In garrison towns like Kebre Dehar, there is likely to be some level of awareness of the disease, according to Dr Taj-al Din. Many of the soldiers come from other regions, including urban centres, where the national campaign has visibility. There are also HIV/AIDS campaigns in the barracks and the garrisons.

But it is the large military presence in the Somali Region - particularly in the Ogaden - that increases humanitarian workers' concern that HIV/AIDS is "very likely" to be present. Armies are known to be one of the primary social institutions responsible for the spread of the disease, humanitarian workers and campaigners point out.

Kebre Dehar is the site of "a big garrison with soldiers from all parts of Ethiopia, and established prostitution to service it," according to one aid worker. Prostitutes serving the garrison are typically women from the highlands rather than local Somalis, and their long-standing presence has led to a small but noticeable group of children who survive on the margins of society and receive little support or health care. "They are 'mixed' children without a real home or cultural support, and they are effectively street kids", said one local source.

Otherwise, there is little contact between the indigenous community and the soldiers, with the Somali population suspicious of an army commonly considered "occupiers". Apart from the local administration, those most likely to interact with the garrison are informers and prostitutes, who receive some benefits, including extra rations, humanitarian sources told IRIN.

It is a matter of urgency to begin an HIV/AIDS campaign in all areas of the Ethiopian Somali Region, said Connie Osborne, acting Country Programme Adviser with UNAIDS/Ethiopia. "Even if the HIV/AIDS rates are low there, you need to protect the region," she said.

Osborne told IRIN that the high TB rates and the military presence were "worrying", and that other factors such as malnutrition and poverty related-diseases would disguise AIDS deaths. In chronically underdeveloped regions where basic health facilities are lacking, and pastoralist communities live on the edge of survival, AIDS is unlikely to be visible, according to Osborne.

Immediate priorities like the drought and political instability can push HIV/AIDS to the back of the queue. Given the extreme underdevelopment of the Somali Region, moreover, national testing surveys cannot be undertaken.

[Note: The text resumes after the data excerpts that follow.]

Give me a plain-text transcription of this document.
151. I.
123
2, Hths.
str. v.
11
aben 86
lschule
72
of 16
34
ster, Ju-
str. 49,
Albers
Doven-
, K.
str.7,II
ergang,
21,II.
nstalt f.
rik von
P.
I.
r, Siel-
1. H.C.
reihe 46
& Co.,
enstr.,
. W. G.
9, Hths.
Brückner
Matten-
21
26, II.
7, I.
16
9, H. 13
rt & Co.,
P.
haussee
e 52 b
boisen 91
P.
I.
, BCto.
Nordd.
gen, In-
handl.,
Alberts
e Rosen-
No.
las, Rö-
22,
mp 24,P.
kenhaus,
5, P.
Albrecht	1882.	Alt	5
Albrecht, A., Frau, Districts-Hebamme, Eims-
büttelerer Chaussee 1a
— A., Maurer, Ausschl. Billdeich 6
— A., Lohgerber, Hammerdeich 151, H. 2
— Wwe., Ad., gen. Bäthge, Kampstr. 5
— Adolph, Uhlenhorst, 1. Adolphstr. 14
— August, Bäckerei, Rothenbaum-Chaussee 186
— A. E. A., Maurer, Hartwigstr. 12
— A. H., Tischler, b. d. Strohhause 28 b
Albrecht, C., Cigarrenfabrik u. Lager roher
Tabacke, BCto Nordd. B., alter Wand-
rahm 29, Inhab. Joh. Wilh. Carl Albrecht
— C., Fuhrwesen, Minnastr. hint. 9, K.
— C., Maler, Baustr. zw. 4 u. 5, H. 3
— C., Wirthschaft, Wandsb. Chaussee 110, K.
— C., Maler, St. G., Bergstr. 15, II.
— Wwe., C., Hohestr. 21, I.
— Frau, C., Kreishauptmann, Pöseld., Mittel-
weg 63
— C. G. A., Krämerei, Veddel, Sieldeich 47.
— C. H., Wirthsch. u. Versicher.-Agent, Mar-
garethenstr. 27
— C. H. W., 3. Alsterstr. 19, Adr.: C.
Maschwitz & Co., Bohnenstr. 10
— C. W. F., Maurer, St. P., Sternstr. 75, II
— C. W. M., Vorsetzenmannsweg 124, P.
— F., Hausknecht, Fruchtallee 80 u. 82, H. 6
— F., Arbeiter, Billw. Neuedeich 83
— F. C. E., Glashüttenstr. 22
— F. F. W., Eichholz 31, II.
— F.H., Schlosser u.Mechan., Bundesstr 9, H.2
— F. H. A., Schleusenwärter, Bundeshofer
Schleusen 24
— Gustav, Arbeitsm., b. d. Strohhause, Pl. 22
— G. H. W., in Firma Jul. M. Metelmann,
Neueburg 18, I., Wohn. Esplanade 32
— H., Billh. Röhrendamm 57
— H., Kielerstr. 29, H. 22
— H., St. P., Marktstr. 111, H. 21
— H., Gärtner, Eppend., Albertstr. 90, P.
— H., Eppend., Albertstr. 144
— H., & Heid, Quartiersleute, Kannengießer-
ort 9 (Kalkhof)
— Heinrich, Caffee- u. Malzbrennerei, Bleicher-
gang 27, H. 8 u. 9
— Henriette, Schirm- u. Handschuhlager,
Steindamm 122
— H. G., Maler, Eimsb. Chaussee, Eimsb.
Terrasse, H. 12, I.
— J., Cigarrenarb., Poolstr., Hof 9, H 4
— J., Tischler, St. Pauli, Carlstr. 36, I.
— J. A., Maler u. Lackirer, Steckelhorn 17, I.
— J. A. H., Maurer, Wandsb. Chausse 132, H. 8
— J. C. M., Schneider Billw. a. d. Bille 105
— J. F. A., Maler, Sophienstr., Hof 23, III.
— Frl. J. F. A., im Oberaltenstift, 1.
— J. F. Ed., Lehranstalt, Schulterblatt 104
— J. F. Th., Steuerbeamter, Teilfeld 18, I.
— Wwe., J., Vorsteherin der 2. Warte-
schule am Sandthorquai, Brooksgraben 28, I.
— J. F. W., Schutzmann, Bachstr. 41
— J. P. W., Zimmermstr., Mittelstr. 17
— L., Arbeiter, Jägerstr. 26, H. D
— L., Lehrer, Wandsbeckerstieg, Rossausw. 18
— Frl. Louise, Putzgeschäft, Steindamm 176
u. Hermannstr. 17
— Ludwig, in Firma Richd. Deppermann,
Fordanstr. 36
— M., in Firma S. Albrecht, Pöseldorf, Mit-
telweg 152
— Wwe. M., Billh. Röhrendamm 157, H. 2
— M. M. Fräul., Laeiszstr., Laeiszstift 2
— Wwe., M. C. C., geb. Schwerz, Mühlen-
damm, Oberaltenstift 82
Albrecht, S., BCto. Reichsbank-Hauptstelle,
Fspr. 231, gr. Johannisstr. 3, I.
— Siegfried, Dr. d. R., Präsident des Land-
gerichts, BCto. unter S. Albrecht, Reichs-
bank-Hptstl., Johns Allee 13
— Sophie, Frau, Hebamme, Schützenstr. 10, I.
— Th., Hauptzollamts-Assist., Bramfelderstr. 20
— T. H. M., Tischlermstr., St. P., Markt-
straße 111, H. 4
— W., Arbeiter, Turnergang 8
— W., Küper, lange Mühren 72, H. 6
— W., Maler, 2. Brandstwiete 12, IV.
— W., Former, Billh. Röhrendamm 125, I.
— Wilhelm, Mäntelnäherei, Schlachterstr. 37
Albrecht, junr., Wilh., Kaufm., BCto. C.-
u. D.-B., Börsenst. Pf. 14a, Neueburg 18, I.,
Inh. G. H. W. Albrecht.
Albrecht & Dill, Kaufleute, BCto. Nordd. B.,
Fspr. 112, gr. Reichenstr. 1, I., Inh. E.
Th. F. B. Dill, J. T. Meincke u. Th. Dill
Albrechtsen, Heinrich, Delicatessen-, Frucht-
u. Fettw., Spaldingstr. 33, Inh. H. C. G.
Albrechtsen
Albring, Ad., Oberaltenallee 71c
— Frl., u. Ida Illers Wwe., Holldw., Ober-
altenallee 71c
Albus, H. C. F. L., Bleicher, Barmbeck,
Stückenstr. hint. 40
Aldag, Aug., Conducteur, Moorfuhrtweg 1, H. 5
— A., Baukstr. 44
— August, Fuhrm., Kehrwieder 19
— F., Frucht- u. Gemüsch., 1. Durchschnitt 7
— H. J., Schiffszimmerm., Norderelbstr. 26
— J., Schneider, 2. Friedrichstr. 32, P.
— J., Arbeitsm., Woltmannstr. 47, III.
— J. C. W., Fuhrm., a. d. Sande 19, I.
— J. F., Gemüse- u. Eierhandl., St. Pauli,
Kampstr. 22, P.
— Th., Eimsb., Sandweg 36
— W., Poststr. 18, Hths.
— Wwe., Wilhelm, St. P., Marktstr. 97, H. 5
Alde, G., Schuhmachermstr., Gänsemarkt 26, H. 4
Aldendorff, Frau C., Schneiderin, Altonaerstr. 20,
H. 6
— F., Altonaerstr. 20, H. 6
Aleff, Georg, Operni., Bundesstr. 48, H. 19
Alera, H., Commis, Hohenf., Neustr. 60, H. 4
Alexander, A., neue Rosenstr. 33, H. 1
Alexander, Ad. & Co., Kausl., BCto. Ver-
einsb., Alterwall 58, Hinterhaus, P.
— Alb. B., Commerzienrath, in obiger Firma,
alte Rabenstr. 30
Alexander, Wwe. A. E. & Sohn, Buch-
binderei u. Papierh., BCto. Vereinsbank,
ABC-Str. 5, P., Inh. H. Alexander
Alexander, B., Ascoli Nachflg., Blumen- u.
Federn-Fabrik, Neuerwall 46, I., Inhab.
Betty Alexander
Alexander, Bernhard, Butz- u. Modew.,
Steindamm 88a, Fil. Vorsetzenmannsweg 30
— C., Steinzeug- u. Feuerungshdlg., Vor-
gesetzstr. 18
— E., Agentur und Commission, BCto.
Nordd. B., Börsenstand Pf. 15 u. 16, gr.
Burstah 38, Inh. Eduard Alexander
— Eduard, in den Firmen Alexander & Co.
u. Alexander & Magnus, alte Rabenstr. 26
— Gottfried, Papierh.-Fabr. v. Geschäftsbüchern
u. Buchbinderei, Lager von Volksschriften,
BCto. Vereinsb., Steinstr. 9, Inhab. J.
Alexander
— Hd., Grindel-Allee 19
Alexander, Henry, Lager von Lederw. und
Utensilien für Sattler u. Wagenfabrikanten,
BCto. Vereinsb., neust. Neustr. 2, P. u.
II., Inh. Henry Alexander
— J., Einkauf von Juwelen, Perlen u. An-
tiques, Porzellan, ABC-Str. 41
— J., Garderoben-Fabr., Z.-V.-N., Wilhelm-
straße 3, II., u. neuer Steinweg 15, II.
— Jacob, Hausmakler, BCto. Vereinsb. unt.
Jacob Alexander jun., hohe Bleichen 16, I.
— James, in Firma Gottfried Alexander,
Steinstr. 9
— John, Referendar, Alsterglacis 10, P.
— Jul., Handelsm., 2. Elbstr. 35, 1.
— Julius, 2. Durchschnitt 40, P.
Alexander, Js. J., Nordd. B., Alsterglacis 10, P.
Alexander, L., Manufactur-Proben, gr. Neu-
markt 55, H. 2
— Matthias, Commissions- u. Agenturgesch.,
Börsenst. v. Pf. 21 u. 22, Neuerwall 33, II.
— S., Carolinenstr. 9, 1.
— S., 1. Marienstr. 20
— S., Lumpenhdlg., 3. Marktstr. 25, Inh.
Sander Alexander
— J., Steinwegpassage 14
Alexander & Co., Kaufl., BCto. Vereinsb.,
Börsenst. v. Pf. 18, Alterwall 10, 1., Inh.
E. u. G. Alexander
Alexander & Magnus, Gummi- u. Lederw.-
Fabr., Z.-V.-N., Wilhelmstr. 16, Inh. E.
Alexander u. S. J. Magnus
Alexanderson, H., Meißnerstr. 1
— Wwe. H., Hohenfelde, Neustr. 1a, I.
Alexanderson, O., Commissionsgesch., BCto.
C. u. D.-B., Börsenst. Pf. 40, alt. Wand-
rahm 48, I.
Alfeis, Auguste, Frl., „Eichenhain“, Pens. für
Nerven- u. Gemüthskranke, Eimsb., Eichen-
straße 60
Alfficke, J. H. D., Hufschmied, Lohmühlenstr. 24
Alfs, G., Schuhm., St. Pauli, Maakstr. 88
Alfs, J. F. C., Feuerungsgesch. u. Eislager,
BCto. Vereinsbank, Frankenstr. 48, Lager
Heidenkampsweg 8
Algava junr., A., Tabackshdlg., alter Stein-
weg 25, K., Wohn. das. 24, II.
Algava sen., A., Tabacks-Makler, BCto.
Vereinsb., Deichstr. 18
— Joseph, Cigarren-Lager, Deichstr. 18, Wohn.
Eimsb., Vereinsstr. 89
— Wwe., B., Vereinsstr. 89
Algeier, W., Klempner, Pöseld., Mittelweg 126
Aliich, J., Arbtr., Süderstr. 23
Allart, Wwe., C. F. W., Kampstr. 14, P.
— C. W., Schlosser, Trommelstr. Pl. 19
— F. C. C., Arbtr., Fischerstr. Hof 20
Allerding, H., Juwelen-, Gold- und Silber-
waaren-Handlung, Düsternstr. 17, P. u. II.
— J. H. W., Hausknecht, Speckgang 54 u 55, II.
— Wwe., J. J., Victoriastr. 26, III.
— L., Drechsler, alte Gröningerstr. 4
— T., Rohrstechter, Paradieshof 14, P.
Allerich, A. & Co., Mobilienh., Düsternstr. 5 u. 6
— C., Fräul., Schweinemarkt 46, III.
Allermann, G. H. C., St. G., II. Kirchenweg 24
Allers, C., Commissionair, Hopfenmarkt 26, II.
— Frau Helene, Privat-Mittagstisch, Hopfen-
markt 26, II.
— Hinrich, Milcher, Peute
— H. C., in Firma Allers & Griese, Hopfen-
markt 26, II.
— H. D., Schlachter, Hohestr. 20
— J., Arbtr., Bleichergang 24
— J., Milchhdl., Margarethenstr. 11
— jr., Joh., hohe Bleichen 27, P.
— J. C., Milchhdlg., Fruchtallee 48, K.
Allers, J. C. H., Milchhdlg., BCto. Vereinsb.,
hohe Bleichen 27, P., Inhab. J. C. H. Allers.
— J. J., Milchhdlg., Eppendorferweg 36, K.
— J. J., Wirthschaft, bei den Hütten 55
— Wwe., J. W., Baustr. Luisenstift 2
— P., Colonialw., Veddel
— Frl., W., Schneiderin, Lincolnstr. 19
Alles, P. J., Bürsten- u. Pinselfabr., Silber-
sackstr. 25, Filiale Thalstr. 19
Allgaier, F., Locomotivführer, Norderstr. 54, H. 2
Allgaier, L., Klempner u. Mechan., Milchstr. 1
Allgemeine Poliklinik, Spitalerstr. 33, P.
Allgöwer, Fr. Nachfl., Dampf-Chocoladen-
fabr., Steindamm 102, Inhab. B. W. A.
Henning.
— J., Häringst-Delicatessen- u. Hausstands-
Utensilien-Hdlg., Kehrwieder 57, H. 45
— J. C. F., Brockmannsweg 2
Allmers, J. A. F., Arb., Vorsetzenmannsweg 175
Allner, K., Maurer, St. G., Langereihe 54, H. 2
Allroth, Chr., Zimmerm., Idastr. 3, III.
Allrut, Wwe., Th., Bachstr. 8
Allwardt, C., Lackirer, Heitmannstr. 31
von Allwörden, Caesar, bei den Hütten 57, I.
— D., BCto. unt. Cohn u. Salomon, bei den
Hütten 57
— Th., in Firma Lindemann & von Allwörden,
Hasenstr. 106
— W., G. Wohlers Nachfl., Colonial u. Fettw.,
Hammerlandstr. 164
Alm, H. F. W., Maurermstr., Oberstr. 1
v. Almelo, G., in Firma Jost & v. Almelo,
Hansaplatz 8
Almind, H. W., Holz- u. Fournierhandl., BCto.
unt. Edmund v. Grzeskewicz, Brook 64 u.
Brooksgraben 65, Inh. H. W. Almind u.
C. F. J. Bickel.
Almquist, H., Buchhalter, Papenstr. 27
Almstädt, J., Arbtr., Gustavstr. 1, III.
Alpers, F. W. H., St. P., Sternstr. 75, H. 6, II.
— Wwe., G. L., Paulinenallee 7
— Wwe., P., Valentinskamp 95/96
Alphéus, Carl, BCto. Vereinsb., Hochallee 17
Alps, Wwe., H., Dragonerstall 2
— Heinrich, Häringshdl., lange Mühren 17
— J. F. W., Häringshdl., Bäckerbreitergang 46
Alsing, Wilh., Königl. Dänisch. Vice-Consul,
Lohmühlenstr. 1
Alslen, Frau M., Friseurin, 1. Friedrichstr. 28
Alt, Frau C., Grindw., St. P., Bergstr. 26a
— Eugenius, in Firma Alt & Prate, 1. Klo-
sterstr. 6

Sentinel screening sites have been established in seven regions and 21 sites since 1999, but need to be set up where there are ante-natal centres, laboratories and adequately equipped and staffed hospitals and health clinics. "If the tuberculosis rates are high and there is a military presence in the region, something needs to be done", said Osborne.

Drought, malnourishment and disaster should not push HIV/AIDS off the agenda, because it may be disguising a growing problem, she said. "If death is common, it is often difficult to identify the impact of the disease, unlike places where death is unusual".